Linking Normlessness and Value Change in the Post-Communist World
Författare
Summary, in English
The apparent realities of the communist dystopia lead to specific expectations from the transition to capitalism: the replacement of communism should cause not only a boon in human happiness, but also a resurgence of social life. Two types of observations in the past 20 years challenge these expectations. First, people from former-communist countries are often nostalgic and pessimistic when discussing changes in social relationships, friendships, family, and social engagement. Many lament the perceived decay of relationships due to a claimed growth in egoism, materialism, working hours, and moving abroad. Such stories suggest that people may have come to devalue the interpersonal social sphere during the transition years.
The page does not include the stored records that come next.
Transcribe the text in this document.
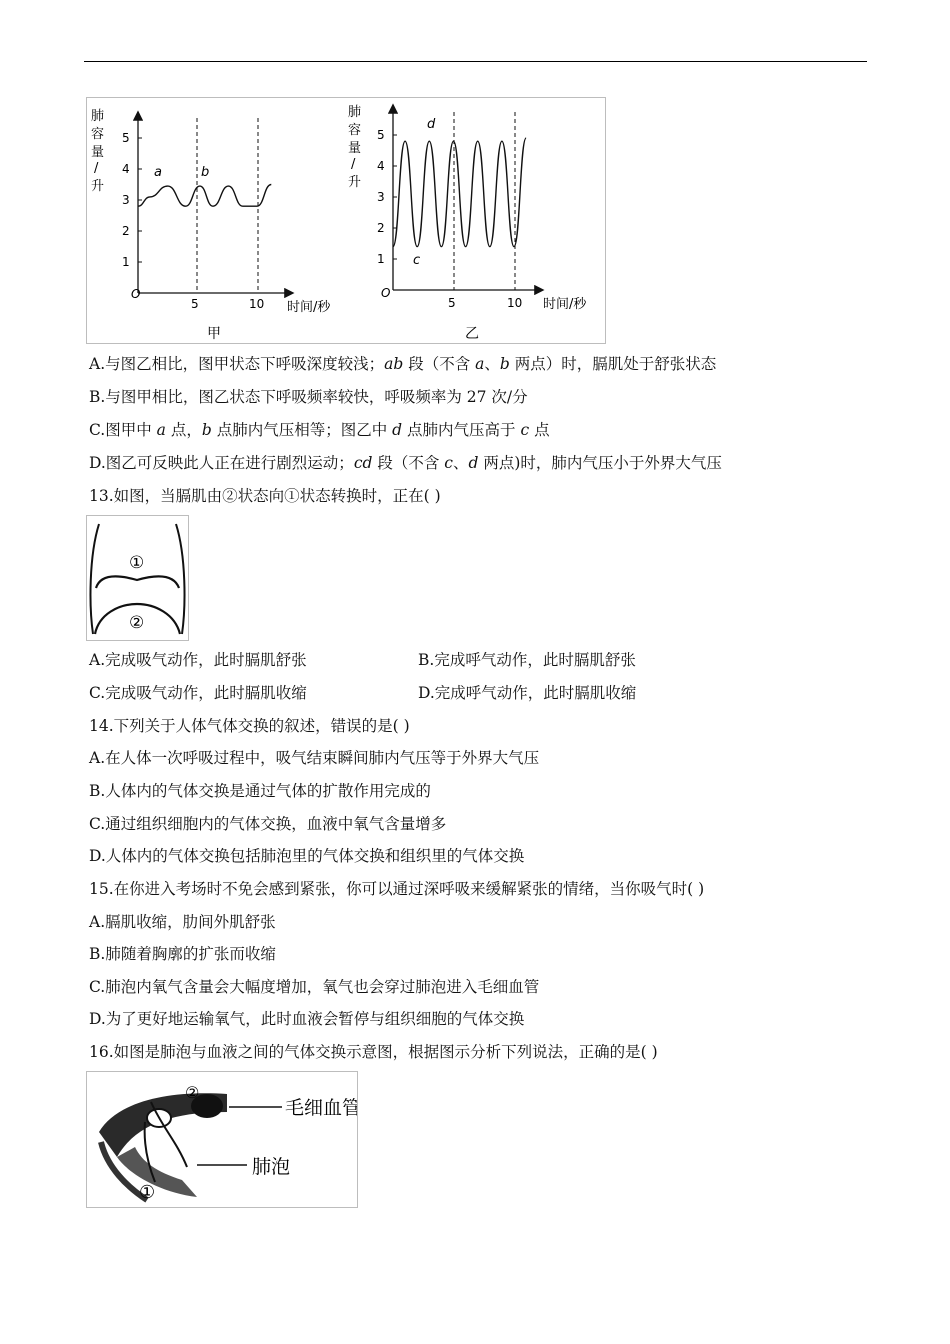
肺
容
量
/
升
5
4
3
2
1
a	b
O
5	10 时间/秒
甲
肺
容
量
/
升
5
4
3
2
1
d
c
O
5	10 时间/秒
乙
A.与图乙相比，图甲状态下呼吸深度较浅；ab 段（不含 a、b 两点）时，膈肌处于舒张状态
B.与图甲相比，图乙状态下呼吸频率较快，呼吸频率为 27 次/分
C.图甲中 a 点，b 点肺内气压相等；图乙中 d 点肺内气压高于 c 点
D.图乙可反映此人正在进行剧烈运动；cd 段（不含 c、d 两点)时，肺内气压小于外界大气压
13.如图，当膈肌由②状态向①状态转换时，正在( )
①
②
A.完成吸气动作，此时膈肌舒张	B.完成呼气动作，此时膈肌舒张
C.完成吸气动作，此时膈肌收缩	D.完成呼气动作，此时膈肌收缩
14.下列关于人体气体交换的叙述，错误的是( )
A.在人体一次呼吸过程中，吸气结束瞬间肺内气压等于外界大气压
B.人体内的气体交换是通过气体的扩散作用完成的
C.通过组织细胞内的气体交换，血液中氧气含量增多
D.人体内的气体交换包括肺泡里的气体交换和组织里的气体交换
15.在你进入考场时不免会感到紧张，你可以通过深呼吸来缓解紧张的情绪，当你吸气时( )
A.膈肌收缩，肋间外肌舒张
B.肺随着胸廓的扩张而收缩
C.肺泡内氧气含量会大幅度增加，氧气也会穿过肺泡进入毛细血管
D.为了更好地运输氧气，此时血液会暂停与组织细胞的气体交换
16.如图是肺泡与血液之间的气体交换示意图，根据图示分析下列说法，正确的是( )
毛细血管
肺泡
②
①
In addition to these changes in values, there is evidence for enhanced normlessness. An example is the steep increase in murder, suicide, alcoholism, and juvenile delinquency in many post-socialist societies. However, these two observations, changing values and social disorder, have not been fully integrated, whether theoretically or empirically. As a first step toward alleviating this, the present article connects both of these changes to the reintroduction of a capitalist economic structure. Post-communist social disorder, such as deviance, can be explained if the free-market transformation weakened social values and thereby undermined the informal social control which depends on these values. This article will, in two steps, empirically investigate this proposition. First, it will ask whether the transformation to capitalist culture has resulted in individualized values that challenge informal social control. Second, this new latency of sociality will be linked to normlessness.